Tweets referring to people as Ayesha’s minions can be viewed here:
Maleeha Mengal has been told off by one of the Queen Bee crowd as being a ‘nobody’. In support of Ayesh she said, “We are all here to understand without interacting face to face. Words matter, if you create a hybrid of follies, you will end up making a mock out of yourself. We were there for Ayesha because, we saw, how everyone started calling her a bully when she only questioned their statuses. If they are so keen on their class, so are we, we are not privileged to automatic drifts, we get everything manually, and we go ahead of them. So why hide? Everyone can talk here online, not just the famous or elites. This is the only place where they cannot control the crowd; and we can all follow what we believe in.”
Ram Narayan from India, who works on rights of women prisoners, asked a very valid question, "Why are thy so insistent on putting people in shelters? Cause, THEY run a few and thrive. Seriously.. Dumping women in shelters fuels their own NGO business. And wearing the NGO tag as just that.. A tag."
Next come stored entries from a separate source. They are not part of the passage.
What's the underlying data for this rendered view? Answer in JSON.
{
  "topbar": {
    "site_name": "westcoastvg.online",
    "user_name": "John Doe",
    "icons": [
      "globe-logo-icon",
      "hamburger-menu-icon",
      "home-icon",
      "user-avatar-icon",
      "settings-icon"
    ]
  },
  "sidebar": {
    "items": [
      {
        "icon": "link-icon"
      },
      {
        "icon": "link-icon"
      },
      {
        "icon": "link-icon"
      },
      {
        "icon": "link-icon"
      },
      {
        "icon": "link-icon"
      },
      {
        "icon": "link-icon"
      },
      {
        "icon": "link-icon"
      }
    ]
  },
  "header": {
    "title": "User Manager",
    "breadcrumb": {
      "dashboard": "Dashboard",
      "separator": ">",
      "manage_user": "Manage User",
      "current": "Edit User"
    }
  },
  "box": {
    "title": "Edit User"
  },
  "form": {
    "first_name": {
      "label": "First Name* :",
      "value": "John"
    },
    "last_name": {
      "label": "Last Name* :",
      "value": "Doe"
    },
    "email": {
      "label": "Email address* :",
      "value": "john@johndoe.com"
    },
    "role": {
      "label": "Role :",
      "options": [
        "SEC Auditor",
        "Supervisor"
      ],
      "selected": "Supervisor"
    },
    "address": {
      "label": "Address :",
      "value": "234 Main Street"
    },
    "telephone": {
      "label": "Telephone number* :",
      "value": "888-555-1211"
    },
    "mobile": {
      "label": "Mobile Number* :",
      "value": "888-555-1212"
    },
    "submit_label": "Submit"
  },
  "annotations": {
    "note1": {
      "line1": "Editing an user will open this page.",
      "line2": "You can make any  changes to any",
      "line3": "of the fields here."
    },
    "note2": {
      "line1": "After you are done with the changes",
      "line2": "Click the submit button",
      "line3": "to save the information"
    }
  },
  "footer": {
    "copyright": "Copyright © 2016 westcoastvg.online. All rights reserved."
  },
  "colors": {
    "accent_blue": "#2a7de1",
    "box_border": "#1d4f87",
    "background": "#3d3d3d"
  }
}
The internet has created a fissure within the social fabric. In the past due to lack of access to communication devices and means, many people were unable to criticize or directly take to task the people who are the haves in our society. Even today, with 15 percent penetration of internet usage in Pakistan, a large majority does not have a voice to disagree with the decision makers, or even to ask for help against them. Hardly 12 percent of the total population actively use internet and even lesser use it for activism and grassroots movements. To be frank, there are no ‘grassroots’ online.
For anybody who is wondering who Ayesha Sultana is? She's an activist and blogger, who is studying forensic chemistry in Canada. She recently was nominated for the BlogHer International Activist Scholarship and will be presenting her work before a wider audience. For details: http://www.blogher.com/announcing-recipients-blogher-13-international-activist-scholarship
You can also check : http://storify.com/ashsultana/queen-bee-minions-and-elite-feminism
For reading the whole thread where Ayesha was attacked: https://www.facebook.com/goddess.chaos/posts/10151493527635817
Information about the shelter that was recommended for H*: http://aghsblog.wordpress.com/
Sharmeen Obaid Chinoy who won an Oscar filming acid burn victims, was accused of not doing what she promised Rukhsana. The case will remain obscured by conflicting accounts. For in Pakistan, media, judiciary and politicians are all for sale if one can pay the right price: http://criticalppp.com/archives/tag/sharmeen-obaid-chinoy
PS: Before anybody starts jumping the gun. All the screenshots have been made from public posts and were contributed by several people.